Bloques, transacciones y hashes
Los mineros recopilan transacciones pendientes en un bloque, agregan metadatos como una marca de tiempo y referencia al hash del bloque anterior, y luego intentan encontrar un nonce que produzca un hash que cumpla con el objetivo de dificultad de la red. Cuando se encuentra un hash válido, el nuevo bloque se transmite, se verifica por otros nodos y se agrega a la blockchain como parte de una cadena inmutable de bloques.
Proof-of-Work y dificultad
Proof-of-Work requiere que los mineros realicen una gran cantidad de operaciones de hashing, lo que hace que manipular la cadena sea computacionalmente costoso. La dificultad se ajusta a lo largo del tiempo según el poder de hash total de la red para que los nuevos bloques se agreguen a una velocidad aproximadamente constante.

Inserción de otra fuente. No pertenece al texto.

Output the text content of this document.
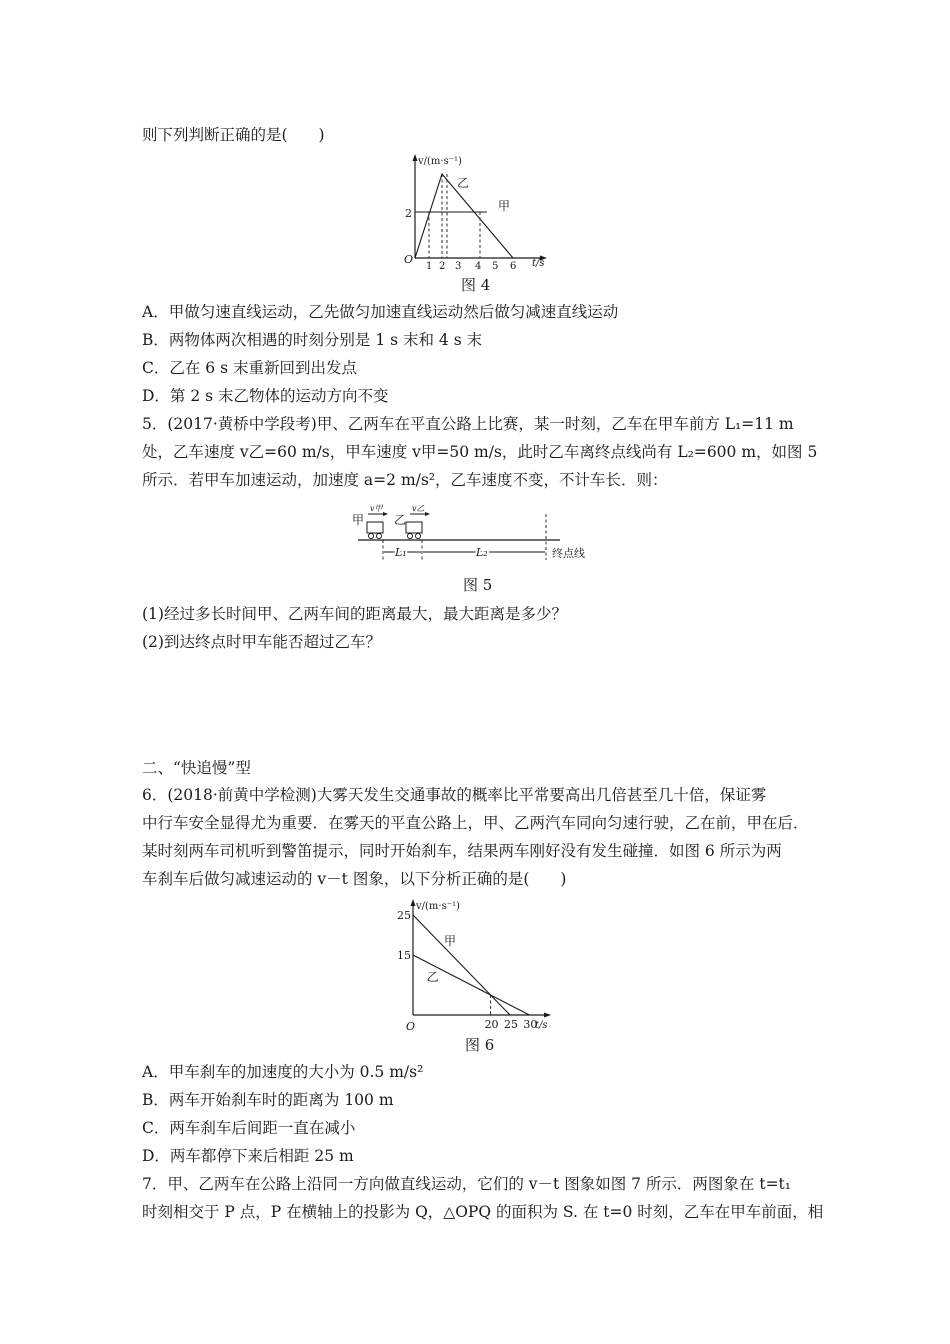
则下列判断正确的是(　　)
v/(m·s⁻¹)
t/s
O
2
1 2 3 4 5 6
乙
甲
图 4
A．甲做匀速直线运动，乙先做匀加速直线运动然后做匀减速直线运动
B．两物体两次相遇的时刻分别是 1 s 末和 4 s 末
C．乙在 6 s 末重新回到出发点
D．第 2 s 末乙物体的运动方向不变
5．(2017·黄桥中学段考)甲、乙两车在平直公路上比赛，某一时刻，乙车在甲车前方 L₁=11 m
处，乙车速度 v乙=60 m/s，甲车速度 v甲=50 m/s，此时乙车离终点线尚有 L₂=600 m，如图 5
所示．若甲车加速运动，加速度 a=2 m/s²，乙车速度不变，不计车长．则：
甲
v甲
乙
v乙
L₁	L₂	终点线
图 5
(1)经过多长时间甲、乙两车间的距离最大，最大距离是多少？
(2)到达终点时甲车能否超过乙车？
二、“快追慢”型
6．(2018·前黄中学检测)大雾天发生交通事故的概率比平常要高出几倍甚至几十倍，保证雾
中行车安全显得尤为重要．在雾天的平直公路上，甲、乙两汽车同向匀速行驶，乙在前，甲在后．
某时刻两车司机听到警笛提示，同时开始刹车，结果两车刚好没有发生碰撞．如图 6 所示为两
车刹车后做匀减速运动的 v－t 图象，以下分析正确的是(　　)
v/(m·s⁻¹)
t/s
O
甲
乙
15
25
20 25 30
图 6
A．甲车刹车的加速度的大小为 0.5 m/s²
B．两车开始刹车时的距离为 100 m
C．两车刹车后间距一直在减小
D．两车都停下来后相距 25 m
7．甲、乙两车在公路上沿同一方向做直线运动，它们的 v－t 图象如图 7 所示．两图象在 t=t₁
时刻相交于 P 点，P 在横轴上的投影为 Q，△OPQ 的面积为 S. 在 t=0 时刻，乙车在甲车前面，相
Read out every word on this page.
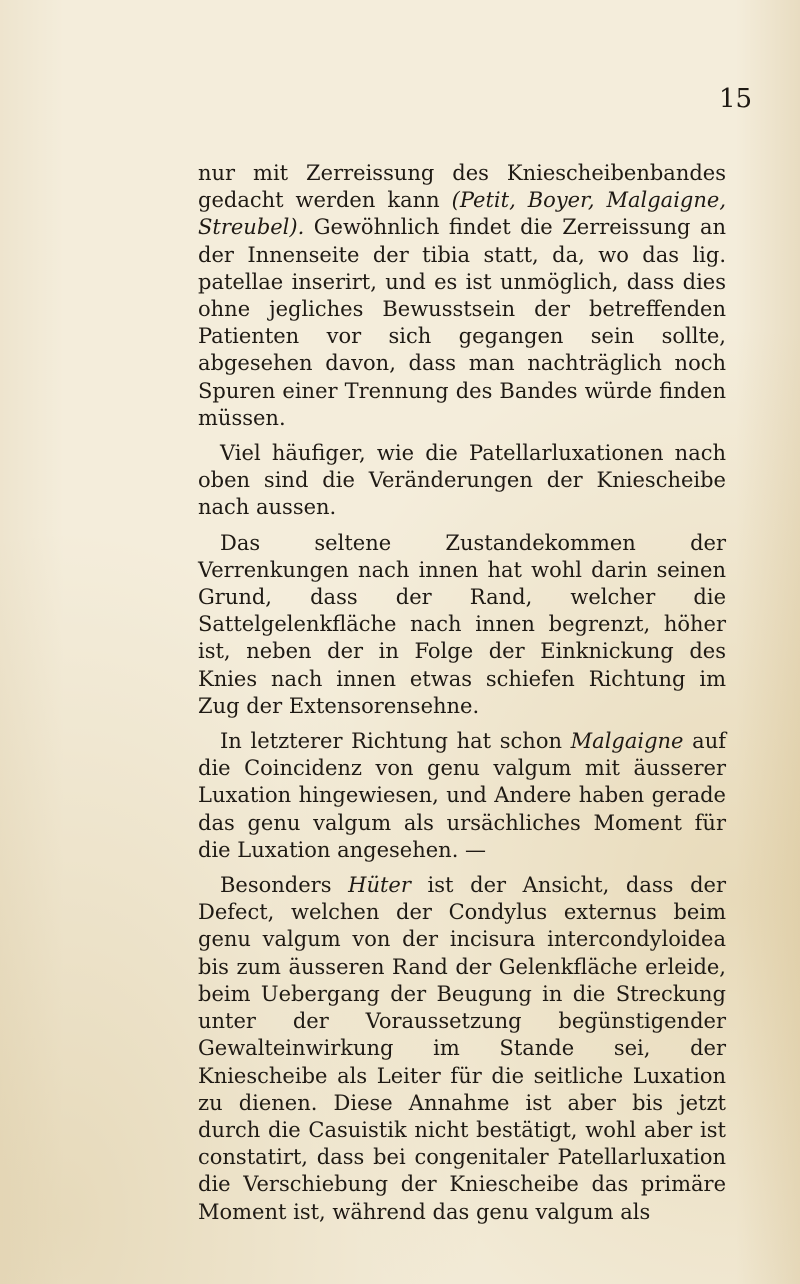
15

nur mit Zerreissung des Kniescheibenbandes gedacht werden kann (Petit, Boyer, Malgaigne, Streubel). Gewöhnlich findet die Zerreissung an der Innenseite der tibia statt, da, wo das lig. patellae inserirt, und es ist unmöglich, dass dies ohne jegliches Bewusstsein der betreffenden Patienten vor sich gegangen sein sollte, abgesehen davon, dass man nachträglich noch Spuren einer Trennung des Bandes würde finden müssen.

Viel häufiger, wie die Patellarluxationen nach oben sind die Veränderungen der Kniescheibe nach aussen.

Das seltene Zustandekommen der Verrenkungen nach innen hat wohl darin seinen Grund, dass der Rand, welcher die Sattelgelenkfläche nach innen begrenzt, höher ist, neben der in Folge der Einknickung des Knies nach innen etwas schiefen Richtung im Zug der Extensorensehne.

In letzterer Richtung hat schon Malgaigne auf die Coincidenz von genu valgum mit äusserer Luxation hingewiesen, und Andere haben gerade das genu valgum als ursächliches Moment für die Luxation angesehen. —

Besonders Hüter ist der Ansicht, dass der Defect, welchen der Condylus externus beim genu valgum von der incisura intercondyloidea bis zum äusseren Rand der Gelenkfläche erleide, beim Uebergang der Beugung in die Streckung unter der Voraussetzung begünstigender Gewalteinwirkung im Stande sei, der Kniescheibe als Leiter für die seitliche Luxation zu dienen. Diese Annahme ist aber bis jetzt durch die Casuistik nicht bestätigt, wohl aber ist constatirt, dass bei congenitaler Patellarluxation die Verschiebung der Kniescheibe das primäre Moment ist, während das genu valgum als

Modelos de minería: hardware, pools, nube y mercados
Minería de hardware: ejecutas software de minería en tus propias GPUs o ASICs. Herramientas como NiceHash Miner o Cudo Miner evalúan tu hardware y seleccionan automáticamente algoritmos o monedas rentables para minar. Minería en pools: en lugar de minar solo, te unes a un pool de minería y compartes recompensas proporcionalmente al poder de hash contribuido, lo que aumenta la frecuencia de pago y reduce la varianza. Minería en la nube: alquilas poder de hash de un proveedor que opera grandes instalaciones, con plataformas como ECOS permitiendo que los usuarios accedan a contratos de minería sin poseer hardware. Mercados de poder de hash: servicios como NiceHash conectan vendedores de poder de hash con compradores que quieren minar una moneda específica en un pool elegido, con todos los pagos a menudo liquidados en una moneda como Bitcoin.